Liquid funds are a category of debt funds that invest in debt and money market instruments such as commercial paper, call money, government security, treasury bills, etc. It has a maturity period of up to 91 days. The biggest advantage of investing in liquid funds is liquidity. Liquidity means how quickly a property can be sold or bought and converted into cash.
Liquid funds are riskless but is it right?
Since liquid funds invest in debt instruments that offer a fixed rate of interest, the returns from the investment are fixed in it. On maturity of securities, the investor gets the principal amount with fixed interest. Due to the short-term maturity period, liquid funds are more attractive. There is no lock-in period for investment in liquid funds. There is no exit fee for withdrawal of invested capital after 7 days of investment. But liquid funds are no longer as attractive at this time. Recently, the maximum withdrawal from liquid funds is seen in the mutual fund category. In January, investors pulled out about Rs 45,000 crore from liquid funds. In fact, due to excess liquidity in the market, the returns in liquid funds are decreasing and investors are not investing in it.

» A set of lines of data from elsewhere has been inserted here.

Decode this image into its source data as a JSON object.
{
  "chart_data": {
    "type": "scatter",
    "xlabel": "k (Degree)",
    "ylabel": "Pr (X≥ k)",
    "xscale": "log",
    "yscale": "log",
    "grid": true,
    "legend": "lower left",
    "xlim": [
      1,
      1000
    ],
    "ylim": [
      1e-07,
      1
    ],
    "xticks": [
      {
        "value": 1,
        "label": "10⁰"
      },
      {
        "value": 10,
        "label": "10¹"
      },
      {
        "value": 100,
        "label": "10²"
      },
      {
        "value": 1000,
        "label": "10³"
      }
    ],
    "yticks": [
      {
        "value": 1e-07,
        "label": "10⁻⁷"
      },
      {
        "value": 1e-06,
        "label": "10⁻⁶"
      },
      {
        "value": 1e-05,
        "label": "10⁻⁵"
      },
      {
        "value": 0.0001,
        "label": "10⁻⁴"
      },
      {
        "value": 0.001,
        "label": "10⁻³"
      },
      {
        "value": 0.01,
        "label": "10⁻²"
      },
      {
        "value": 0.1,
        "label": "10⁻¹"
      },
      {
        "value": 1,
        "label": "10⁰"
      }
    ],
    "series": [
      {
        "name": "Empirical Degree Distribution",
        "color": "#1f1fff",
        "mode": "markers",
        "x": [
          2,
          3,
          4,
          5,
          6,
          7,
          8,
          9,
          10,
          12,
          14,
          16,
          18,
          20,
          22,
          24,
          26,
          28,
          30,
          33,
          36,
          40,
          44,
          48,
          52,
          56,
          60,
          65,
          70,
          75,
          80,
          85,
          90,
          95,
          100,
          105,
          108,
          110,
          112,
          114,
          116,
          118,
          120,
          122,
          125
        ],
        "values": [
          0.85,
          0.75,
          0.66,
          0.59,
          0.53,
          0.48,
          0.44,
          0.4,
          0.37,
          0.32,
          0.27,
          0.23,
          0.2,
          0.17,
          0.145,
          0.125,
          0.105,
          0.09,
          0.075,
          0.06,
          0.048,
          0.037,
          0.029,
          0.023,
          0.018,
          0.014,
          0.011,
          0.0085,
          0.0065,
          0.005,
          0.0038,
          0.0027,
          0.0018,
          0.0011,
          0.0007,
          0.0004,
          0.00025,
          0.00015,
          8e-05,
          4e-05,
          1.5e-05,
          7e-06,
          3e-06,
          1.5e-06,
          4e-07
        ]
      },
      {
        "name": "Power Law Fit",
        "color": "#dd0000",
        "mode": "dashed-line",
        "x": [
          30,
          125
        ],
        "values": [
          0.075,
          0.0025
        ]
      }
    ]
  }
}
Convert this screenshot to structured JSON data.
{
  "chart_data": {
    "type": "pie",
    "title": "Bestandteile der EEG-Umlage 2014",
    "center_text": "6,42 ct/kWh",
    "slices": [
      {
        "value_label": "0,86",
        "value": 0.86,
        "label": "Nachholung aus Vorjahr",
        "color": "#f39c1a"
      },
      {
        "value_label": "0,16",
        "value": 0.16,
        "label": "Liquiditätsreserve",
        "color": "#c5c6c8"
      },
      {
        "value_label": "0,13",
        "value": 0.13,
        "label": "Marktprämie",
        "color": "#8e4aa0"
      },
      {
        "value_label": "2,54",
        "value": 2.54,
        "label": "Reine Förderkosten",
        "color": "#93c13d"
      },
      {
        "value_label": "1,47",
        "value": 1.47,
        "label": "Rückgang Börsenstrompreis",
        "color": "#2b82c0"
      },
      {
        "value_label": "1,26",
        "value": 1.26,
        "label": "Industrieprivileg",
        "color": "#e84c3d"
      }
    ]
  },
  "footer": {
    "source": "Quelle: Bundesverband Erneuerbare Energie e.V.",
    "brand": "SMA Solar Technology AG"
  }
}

It may be your liquid fund strategy
A liquid fund is good for those investors who want to keep their money somewhere for short period. Small investors have been investing in these low-risk schemes to create emergency funds. For the present, investors should expect lower returns from liquid funds. However, this does not mean that liquid funds are taken out of your portfolio. Investors who want to keep their surplus money anywhere from fifteen days to three months can invest in liquid funds.
An overnight fund is a good product to keep your surplus money for a period of fifteen days. Investors who are carrying an investment target of 45 days or more, can invest in ultra short term funds for their needs. Those wishing to invest in the short-term can choose short-term products, which have low volatility and it is possible to estimate returns.